For me, being a good teacher amounts to three things:  Clarity, Continuity, and Concurrency.  Let me explain what I mean by these three:

Clarity is about one question:  Is the teacher clear about exactly what his students should do?  If a teacher doesn’t know why he’s doing an activity, you can bet that the kids won’t, either.  If there’s no objective in mind, whatever learning occurs will be accidental, haphazard, unpredictable.  Classrooms without clear expectations for behavior, attitude, and achievement will have kids mired in mediocrity, at best. 

Continuity is about putting it all together– one of the most important things a teacher does is make coherence out of complicated, difficult subject matter.  A teacher showing continuity begins class with an opening deisgned to pique interest not only for that day’s lesson, but as part of a think-back to the day before.  At the end of a class, she does the opposite– make sure students understand all that was done that day, and link it to what’s coming the next day.  And most importantly, she doesn’t move on if her students didn’t get it!  A teacher with engaged students will also be consistent in policies– if you’re wishy-washy from one day to the next about how things go down in your classroom, guessing your mood will be distracting.  Good teachers are also continuous learners– you can’t be finished learning when you’re done your master’s or a workshop or a seminar.

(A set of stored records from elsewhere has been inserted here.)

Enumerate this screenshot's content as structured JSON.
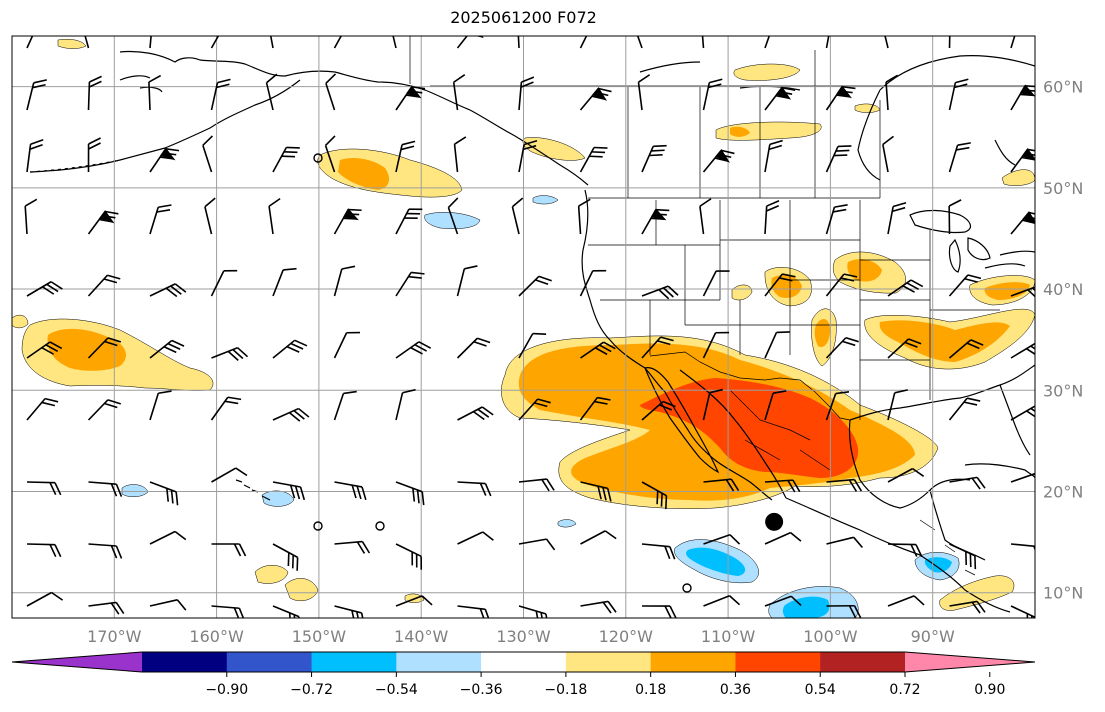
{
  "title": "2025061200 F072",
  "map": {
    "projection": "PlateCarree",
    "lon_range": [
      -180,
      -80
    ],
    "lat_range": [
      7.5,
      65
    ],
    "grid": true,
    "lon_ticks": [
      {
        "value": -170,
        "label": "170°W"
      },
      {
        "value": -160,
        "label": "160°W"
      },
      {
        "value": -150,
        "label": "150°W"
      },
      {
        "value": -140,
        "label": "140°W"
      },
      {
        "value": -130,
        "label": "130°W"
      },
      {
        "value": -120,
        "label": "120°W"
      },
      {
        "value": -110,
        "label": "110°W"
      },
      {
        "value": -100,
        "label": "100°W"
      },
      {
        "value": -90,
        "label": "90°W"
      }
    ],
    "lat_ticks": [
      {
        "value": 60,
        "label": "60°N"
      },
      {
        "value": 50,
        "label": "50°N"
      },
      {
        "value": 40,
        "label": "40°N"
      },
      {
        "value": 30,
        "label": "30°N"
      },
      {
        "value": 20,
        "label": "20°N"
      },
      {
        "value": 10,
        "label": "10°N"
      }
    ],
    "marker": {
      "lon": -105.5,
      "lat": 17
    }
  },
  "colorbar": {
    "extend": "both",
    "colors": [
      "#9933cc",
      "#000080",
      "#3355cc",
      "#00bfff",
      "#b0e0ff",
      "#ffffff",
      "#ffe680",
      "#ffa500",
      "#ff4500",
      "#b22222",
      "#ff88aa"
    ],
    "ticks": [
      "−0.90",
      "−0.72",
      "−0.54",
      "−0.36",
      "−0.18",
      "0.18",
      "0.36",
      "0.54",
      "0.72",
      "0.90"
    ]
  },
  "chart_data": {
    "type": "heatmap",
    "title": "2025061200 F072",
    "xlabel": "",
    "ylabel": "",
    "fields": [
      {
        "level": 0.18,
        "color": "#ffe680",
        "lon": [
          -128,
          -125,
          -121,
          -117,
          -113,
          -110,
          -107,
          -104,
          -101,
          -99,
          -97,
          -95,
          -94,
          -96,
          -98,
          -100,
          -103,
          -105,
          -108,
          -112,
          -115,
          -118,
          -121,
          -124,
          -126,
          -128
        ],
        "lat": [
          28,
          32,
          34,
          35,
          35.5,
          35,
          34,
          33,
          32,
          30,
          29,
          27,
          25,
          23,
          22,
          21,
          20,
          19,
          18.5,
          19,
          20,
          22,
          26,
          27,
          27,
          28
        ]
      },
      {
        "level": 0.36,
        "color": "#ffa500",
        "lon": [
          -127,
          -124,
          -121,
          -117,
          -113,
          -110,
          -107,
          -104,
          -101,
          -99,
          -97,
          -96,
          -97,
          -99,
          -102,
          -105,
          -108,
          -112,
          -115,
          -118,
          -120,
          -124,
          -127
        ],
        "lat": [
          29,
          32,
          33.5,
          34.5,
          35,
          34.5,
          33.5,
          32,
          31,
          29.5,
          27.5,
          25.5,
          23.5,
          22.5,
          21,
          20,
          19.5,
          20,
          21,
          22,
          27,
          27.5,
          29
        ]
      },
      {
        "level": 0.54,
        "color": "#ff4500",
        "lon": [
          -118,
          -115,
          -112,
          -109,
          -106,
          -103,
          -101,
          -100,
          -100,
          -102,
          -104,
          -106,
          -109,
          -112,
          -115,
          -118
        ],
        "lat": [
          29,
          30.5,
          32,
          32.5,
          31.5,
          30,
          28.5,
          26,
          24,
          22.5,
          22,
          22,
          23,
          25,
          27.5,
          29
        ]
      },
      {
        "level": 0.36,
        "color": "#ffa500",
        "lon": [
          -177,
          -173,
          -169,
          -166,
          -166,
          -169,
          -173,
          -176,
          -177
        ],
        "lat": [
          35,
          36.5,
          36,
          34,
          32,
          31,
          31.5,
          33,
          35
        ]
      },
      {
        "level": -0.36,
        "color": "#00bfff",
        "lon": [
          -114,
          -112,
          -110,
          -108,
          -109,
          -111,
          -113,
          -114
        ],
        "lat": [
          13.5,
          13.5,
          12.5,
          11,
          10.5,
          11,
          12,
          13.5
        ]
      },
      {
        "level": -0.36,
        "color": "#00bfff",
        "lon": [
          -104,
          -102,
          -100,
          -100,
          -103,
          -105,
          -104
        ],
        "lat": [
          8.5,
          9,
          8.5,
          7.5,
          7.5,
          7.8,
          8.5
        ]
      }
    ]
  }
}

Concurrency is maybe the hardest-to-pin-down of the three because it describes something that’s tricky to articulate: “With-it-ness.”  We all know people who are “out of it” and people who are really “with it.”  That’s not unique to teaching.  But there’s more to concurrency than just being “with it.”  Concurrency is about being in the moment, whether we’re talking about in the classroom moment, with our students, engaged in them as we want them to be engaged with us… it’s also about being in the moment with the world, and being aware of what’s going on out there– the issues and problems students in your community have, the digital tools they constantly use as fluently as we drive our cars, the unique structure of their social lives and how different it is than that of kids just 10 years ago– and certainly how different it is than most of their teachers’ K-12 years.  Being concurrent means being in touch– in touch with the individuals, the human beings in front of us, the community in which they live, and the world in which they’re situated.  Concurrency gives you credibility– everyone, especially kids, knows who’s with it and who’s out of it.

I hope this gives you a sense of what I consider to be good teaching.  Please add your own observations.  Comment, or write a new post yourself!  See me for help with this, if necessary.